Sondierungsgespräche machen Hoffnung

Erste Sondierungsgespräche hinsichtlich möglicher Landeszuschüsse sind auf wohlwollende Zustimmung gestoßen. Die grundsätzliche Förderfähigkeit des Vorhabens sei gegeben, so lauten die Signale seitens der Landesbehörden. Trotz der fortgeschrittenen Verhandlungen halten sich die Akteure bedeckt.

„Es stimmt: Wir sind auf der Suche nach geeigneten Räumen“, sagt Steffi Cornelius, die Beurener Museumsleiterin. Ähnlich schmallippig äußert sich Peter Keck, der Leiter der Pressestelle im Landratsamt Esslingen. „Die Überlegungen hierzu sind noch nicht abgeschlossen. Sobald sich die Sache konkretisiert, werden wir die Frage in den Gremien des Kreistages behandeln“, sagt Peter Keck.

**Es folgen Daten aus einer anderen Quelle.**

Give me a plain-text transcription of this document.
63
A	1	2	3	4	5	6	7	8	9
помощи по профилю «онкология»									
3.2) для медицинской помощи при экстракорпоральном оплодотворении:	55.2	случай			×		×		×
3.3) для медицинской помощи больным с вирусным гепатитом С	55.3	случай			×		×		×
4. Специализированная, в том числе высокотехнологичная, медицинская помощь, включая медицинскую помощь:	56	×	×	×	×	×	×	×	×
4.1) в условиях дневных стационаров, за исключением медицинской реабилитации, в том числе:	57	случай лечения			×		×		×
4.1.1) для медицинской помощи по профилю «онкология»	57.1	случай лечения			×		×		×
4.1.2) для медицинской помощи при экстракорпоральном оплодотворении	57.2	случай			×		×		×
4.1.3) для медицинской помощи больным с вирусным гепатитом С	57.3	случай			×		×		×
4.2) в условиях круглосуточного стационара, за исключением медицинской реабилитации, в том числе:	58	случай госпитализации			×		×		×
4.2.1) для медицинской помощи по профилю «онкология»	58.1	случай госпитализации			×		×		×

Vom Tanzschuppen zum Genusstempel

Wilhelmshöhe:
Im Jahr 1911 ließ Georg Hafner vor den Toren Geislingens die „Wilhelmshöhe“ bauen. Das Haus hatte regen Zulauf. Vor dem Zweiten Weltkrieg und danach in den 1950er Jahren folgte Tanzvergnügen auf Tanzvergnügen. Zuletzt ist das Traditionshaus nur noch sporadisch zu kulturellen Zwecken genutzt worden.

Projekt:
Mit dem Erlebnis- und Genusszentrum will das Freilichtmuseum Beuren (Kreis Esslingen) die Bedeutung der biologischen Vielfalt auf Acker und Obstwiese vermitteln. Auch soll das Zentrum als Dialogplattform für Fachpartner dienen. Vorgesehen ist ein Haus der Sortenvielfalt, das neben der Dauerausstellung auch Verköstigungs- und Kochmöglichkeiten in einer Schauküche bieten soll.